Flooding is very bad news for many and the world needs to wake up to the fact that the climate is wreaking havoc.
In our garden, however, the early deluges have been beneficial. The steep bank under the trees that was a tangle of ivy and brambles when we came has never looked better, with all the ferns, geraniums, grasses etc thriving. The new flowerbed we installed after a visit to wonderful Hidcote Garden in the Cotswolds has become lush and colourful, with my 70th birthday rose having pride of place and throwing out deliciously scented blooms.
It hasn’t been an easy garden. Options on planting are limited with so much dry shade. A dry shade bank must be one of the trickiest places to plant. Perseverance and trial and error have yielded so-so results until this year- this wettest of years.
Opposite the dry shade bank is a fence- still shady, still dry. A vigorous jasmine likes it. Some clematis like it and some don’t. This year I’m trying a rambling rose.

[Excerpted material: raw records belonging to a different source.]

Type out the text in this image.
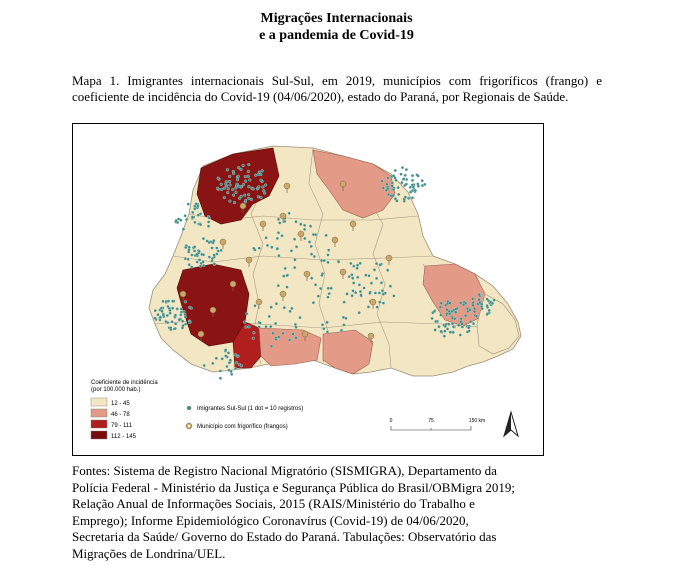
Migrações Internacionais
e a pandemia de Covid-19
Mapa 1. Imigrantes internacionais Sul-Sul, em 2019, municípios com frigoríficos (frango) e coeficiente de incidência do Covid-19 (04/06/2020), estado do Paraná, por Regionais de Saúde.
Coeficiente de incidência
(por 100.000 hab.)
12 - 45
46 - 78
79 - 111
112 - 145
Imigrantes Sul-Sul (1 dot = 10 registros)
Município com frigorífico (frangos)
0	75	150 km
Fontes: Sistema de Registro Nacional Migratório (SISMIGRA), Departamento da
Polícia Federal - Ministério da Justiça e Segurança Pública do Brasil/OBMigra 2019;
Relação Anual de Informações Sociais, 2015 (RAIS/Ministério do Trabalho e
Emprego); Informe Epidemiológico Coronavírus (Covid-19) de 04/06/2020,
Secretaria da Saúde/ Governo do Estado do Paraná. Tabulações: Observatório das
Migrações de Londrina/UEL.
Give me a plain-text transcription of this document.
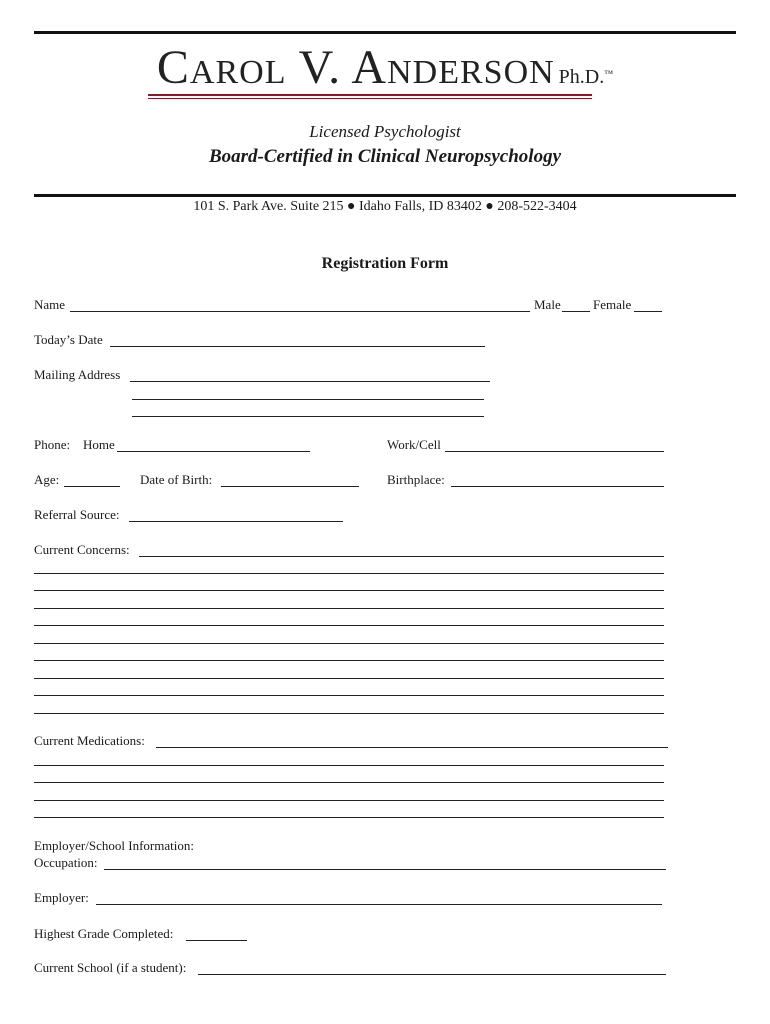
Carol V. Anderson Ph.D.™
Licensed Psychologist
Board-Certified in Clinical Neuropsychology
101 S. Park Ave. Suite 215 ● Idaho Falls, ID 83402 ● 208-522-3404
Registration Form
Name	Male Female
Today’s Date
Mailing Address
Phone: Home	Work/Cell
Age:	Date of Birth:	Birthplace:
Referral Source:
Current Concerns:
Current Medications:
Employer/School Information:
Occupation:
Employer:
Highest Grade Completed:
Current School (if a student):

At the top of the bank, accessed by a cute path that Husband installed is a wildish space. Here he also put in a pond which has remained stubbornly devoid of life since its arrival [so much for ponds being a magnet, and all that…]. The pond is flanked by more ferns and a lot of weeds. Opposite, on the other end of the decking is a small house that we placed here for small people, although visiting grandchildren have, thus far, studiously ignored it. This may be due to the spider population which enjoys the accommodation.
The few sunny parts of the garden are occupied by pots of annuals and by tomato plants, which I had to buy this year, as my seedlings succumbed to the cold.
All this, then, must look after itself while we take a wander off to foreign parts. Fingers crossed!